Of Cisneros, he says she's a good candidate but "real young."

Later, Socorro Garza, 78, steps onto her porch to greet Cuellar and reminisce. She had been his boss when he worked as a lawyer to help the Laredo Morning Times collect unpaid bills.

She said she is happy to see younger Latinos engaged in politics and believes "the old have to go and the young have to go in," but she wants to see Cuellar re-elected.

"Where is her experience?" she asked of Cisneros. "He started as an attorney, and he went on to state [government]. He worked his way up, and that's the only way you can know what is going on. You have to start from the bottom up."

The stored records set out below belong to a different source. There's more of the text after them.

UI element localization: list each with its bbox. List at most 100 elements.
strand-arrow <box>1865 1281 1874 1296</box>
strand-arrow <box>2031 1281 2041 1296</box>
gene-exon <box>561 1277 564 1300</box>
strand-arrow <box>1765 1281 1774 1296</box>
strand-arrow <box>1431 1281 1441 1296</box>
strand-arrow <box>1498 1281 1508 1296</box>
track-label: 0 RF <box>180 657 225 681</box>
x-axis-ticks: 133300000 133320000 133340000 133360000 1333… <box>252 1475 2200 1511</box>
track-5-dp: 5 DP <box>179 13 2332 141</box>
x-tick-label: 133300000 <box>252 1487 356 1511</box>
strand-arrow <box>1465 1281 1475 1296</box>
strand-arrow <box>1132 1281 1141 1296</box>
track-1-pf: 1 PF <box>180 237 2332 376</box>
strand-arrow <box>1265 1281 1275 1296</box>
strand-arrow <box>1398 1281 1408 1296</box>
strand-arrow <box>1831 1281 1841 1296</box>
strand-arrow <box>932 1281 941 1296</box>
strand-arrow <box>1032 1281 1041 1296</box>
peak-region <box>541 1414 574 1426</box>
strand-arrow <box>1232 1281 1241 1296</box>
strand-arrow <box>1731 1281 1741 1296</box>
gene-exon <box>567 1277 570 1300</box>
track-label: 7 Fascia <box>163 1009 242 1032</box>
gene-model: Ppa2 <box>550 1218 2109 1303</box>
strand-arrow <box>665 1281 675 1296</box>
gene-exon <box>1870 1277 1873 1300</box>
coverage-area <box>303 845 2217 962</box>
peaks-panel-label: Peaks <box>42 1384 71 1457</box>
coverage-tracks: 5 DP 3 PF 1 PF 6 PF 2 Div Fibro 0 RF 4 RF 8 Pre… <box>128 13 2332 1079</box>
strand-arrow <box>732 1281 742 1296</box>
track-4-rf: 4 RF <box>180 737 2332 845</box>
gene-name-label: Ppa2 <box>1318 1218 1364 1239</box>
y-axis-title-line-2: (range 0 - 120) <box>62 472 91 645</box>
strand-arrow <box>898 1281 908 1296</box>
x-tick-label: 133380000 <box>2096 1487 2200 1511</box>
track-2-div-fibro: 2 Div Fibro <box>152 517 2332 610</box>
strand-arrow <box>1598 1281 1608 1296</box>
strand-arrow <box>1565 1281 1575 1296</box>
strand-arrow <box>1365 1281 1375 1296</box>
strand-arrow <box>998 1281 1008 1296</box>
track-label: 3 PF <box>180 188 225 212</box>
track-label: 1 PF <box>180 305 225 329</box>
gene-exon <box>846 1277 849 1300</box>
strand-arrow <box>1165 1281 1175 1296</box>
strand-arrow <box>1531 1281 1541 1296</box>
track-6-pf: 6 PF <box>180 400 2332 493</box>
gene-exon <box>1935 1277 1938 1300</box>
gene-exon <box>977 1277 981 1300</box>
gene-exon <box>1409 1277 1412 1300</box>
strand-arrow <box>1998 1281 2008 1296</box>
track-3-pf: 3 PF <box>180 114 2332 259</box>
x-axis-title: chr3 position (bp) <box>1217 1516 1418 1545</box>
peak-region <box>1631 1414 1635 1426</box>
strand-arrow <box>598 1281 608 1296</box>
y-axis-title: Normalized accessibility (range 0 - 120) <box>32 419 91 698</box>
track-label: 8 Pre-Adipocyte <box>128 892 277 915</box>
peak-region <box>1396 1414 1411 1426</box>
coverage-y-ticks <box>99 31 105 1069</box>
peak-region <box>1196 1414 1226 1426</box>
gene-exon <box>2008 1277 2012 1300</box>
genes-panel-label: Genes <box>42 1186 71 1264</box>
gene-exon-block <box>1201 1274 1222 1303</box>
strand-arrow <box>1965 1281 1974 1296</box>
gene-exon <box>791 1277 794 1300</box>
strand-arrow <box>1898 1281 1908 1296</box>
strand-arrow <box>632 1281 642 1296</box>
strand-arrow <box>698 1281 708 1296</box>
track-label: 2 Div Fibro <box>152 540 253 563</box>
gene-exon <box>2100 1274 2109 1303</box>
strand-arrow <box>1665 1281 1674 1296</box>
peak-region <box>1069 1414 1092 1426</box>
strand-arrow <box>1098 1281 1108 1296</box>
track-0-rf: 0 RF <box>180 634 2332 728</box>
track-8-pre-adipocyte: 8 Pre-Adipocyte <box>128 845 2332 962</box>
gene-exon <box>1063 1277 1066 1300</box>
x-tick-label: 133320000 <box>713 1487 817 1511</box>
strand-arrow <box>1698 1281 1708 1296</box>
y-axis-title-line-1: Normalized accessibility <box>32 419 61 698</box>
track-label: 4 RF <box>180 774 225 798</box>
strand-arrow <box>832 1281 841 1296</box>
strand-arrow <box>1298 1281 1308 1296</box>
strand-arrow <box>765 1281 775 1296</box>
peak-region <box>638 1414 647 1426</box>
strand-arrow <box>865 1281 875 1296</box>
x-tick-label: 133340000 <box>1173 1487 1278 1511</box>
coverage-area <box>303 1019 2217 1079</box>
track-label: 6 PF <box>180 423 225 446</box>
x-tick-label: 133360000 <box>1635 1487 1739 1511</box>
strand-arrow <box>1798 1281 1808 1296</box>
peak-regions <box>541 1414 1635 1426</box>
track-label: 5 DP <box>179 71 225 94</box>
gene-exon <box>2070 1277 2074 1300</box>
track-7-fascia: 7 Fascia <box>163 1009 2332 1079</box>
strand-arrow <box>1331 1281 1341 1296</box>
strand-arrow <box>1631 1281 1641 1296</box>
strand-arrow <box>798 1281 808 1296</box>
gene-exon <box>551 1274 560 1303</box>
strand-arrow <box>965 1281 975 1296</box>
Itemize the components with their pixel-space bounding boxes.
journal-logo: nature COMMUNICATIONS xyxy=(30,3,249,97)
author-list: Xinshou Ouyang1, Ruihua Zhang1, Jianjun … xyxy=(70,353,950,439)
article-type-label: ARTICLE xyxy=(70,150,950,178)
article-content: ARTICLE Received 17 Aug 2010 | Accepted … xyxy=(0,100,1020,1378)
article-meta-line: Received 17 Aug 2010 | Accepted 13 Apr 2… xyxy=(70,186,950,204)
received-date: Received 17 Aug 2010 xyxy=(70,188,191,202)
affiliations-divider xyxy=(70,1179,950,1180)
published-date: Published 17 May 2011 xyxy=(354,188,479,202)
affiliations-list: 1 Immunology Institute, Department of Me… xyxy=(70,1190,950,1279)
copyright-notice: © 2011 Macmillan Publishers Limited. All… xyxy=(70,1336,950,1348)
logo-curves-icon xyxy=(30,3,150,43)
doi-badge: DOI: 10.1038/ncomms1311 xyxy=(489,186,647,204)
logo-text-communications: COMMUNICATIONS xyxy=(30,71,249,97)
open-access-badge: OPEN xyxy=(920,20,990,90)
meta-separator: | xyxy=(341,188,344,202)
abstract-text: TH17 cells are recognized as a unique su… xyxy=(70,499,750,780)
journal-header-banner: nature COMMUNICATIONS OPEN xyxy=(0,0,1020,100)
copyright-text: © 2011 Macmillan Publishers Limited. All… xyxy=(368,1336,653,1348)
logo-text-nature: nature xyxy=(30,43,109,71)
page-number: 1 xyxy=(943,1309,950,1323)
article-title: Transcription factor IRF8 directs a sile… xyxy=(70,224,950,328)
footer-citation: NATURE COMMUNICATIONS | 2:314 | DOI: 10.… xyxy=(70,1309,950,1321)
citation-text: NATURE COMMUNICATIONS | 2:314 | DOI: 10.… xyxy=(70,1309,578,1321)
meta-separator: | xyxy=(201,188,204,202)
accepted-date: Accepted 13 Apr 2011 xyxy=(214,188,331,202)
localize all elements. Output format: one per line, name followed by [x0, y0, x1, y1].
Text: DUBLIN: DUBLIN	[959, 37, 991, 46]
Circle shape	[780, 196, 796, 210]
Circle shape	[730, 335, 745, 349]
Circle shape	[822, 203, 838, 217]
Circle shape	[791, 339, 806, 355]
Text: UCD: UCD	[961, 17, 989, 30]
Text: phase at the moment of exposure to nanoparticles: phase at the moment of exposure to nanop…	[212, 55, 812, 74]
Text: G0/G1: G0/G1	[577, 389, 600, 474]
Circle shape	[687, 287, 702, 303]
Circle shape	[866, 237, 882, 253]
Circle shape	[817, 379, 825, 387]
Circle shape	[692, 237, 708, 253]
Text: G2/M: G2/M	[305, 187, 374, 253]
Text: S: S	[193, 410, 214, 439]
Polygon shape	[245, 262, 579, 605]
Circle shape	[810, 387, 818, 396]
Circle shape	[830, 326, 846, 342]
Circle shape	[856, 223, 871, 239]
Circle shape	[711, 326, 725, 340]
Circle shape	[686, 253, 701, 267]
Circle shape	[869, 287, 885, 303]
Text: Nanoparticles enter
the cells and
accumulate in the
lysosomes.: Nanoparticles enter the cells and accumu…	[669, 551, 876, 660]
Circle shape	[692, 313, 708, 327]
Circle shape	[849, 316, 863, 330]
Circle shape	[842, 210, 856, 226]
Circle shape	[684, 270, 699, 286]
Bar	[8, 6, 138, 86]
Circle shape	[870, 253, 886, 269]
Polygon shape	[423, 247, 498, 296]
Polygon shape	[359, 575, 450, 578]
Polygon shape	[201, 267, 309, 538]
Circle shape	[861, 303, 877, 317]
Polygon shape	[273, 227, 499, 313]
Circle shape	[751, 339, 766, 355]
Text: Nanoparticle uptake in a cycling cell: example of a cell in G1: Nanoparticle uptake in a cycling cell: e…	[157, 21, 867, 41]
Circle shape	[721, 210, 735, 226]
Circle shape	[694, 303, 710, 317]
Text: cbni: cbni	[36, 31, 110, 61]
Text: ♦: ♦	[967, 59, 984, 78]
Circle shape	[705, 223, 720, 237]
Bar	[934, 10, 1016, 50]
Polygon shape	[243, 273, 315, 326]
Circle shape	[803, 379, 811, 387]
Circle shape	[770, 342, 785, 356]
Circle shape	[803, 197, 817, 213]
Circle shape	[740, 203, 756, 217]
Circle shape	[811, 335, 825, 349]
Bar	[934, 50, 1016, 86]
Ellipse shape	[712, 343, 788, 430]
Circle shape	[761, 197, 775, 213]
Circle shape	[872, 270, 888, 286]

Older voters are more reliable voters, but Latinos skew younger, and their turnout has improved in recent elections.

Democratic primary congressional candidate Jessica Cisneros signs her campaign material before hanging it on a doorknob in Laredo, Texas.Suzanne Gamboa / NBC News

In Texas, about 15 percent of all Latinos who voted early in the Democratic primary were under 30, according to an analysis of state data by the Texas Organizing Project. In comparison, 12 percent of all early voters in the state were under 30.

Palacios of Texas Rising said that complacency is not part of the Latino culture and that "we are taught to work hard for everything we have." But, she said, the humility in the culture can be Latinos' downfall.

"What we are taught is to be just grateful — our parents taught us to be grateful when you have the bare minimum," Palacios said. "In this new generation, we are realizing we can wake up and build our power and create the change we want to see."

For her, it starts with a victory for Cisneros on Tuesday.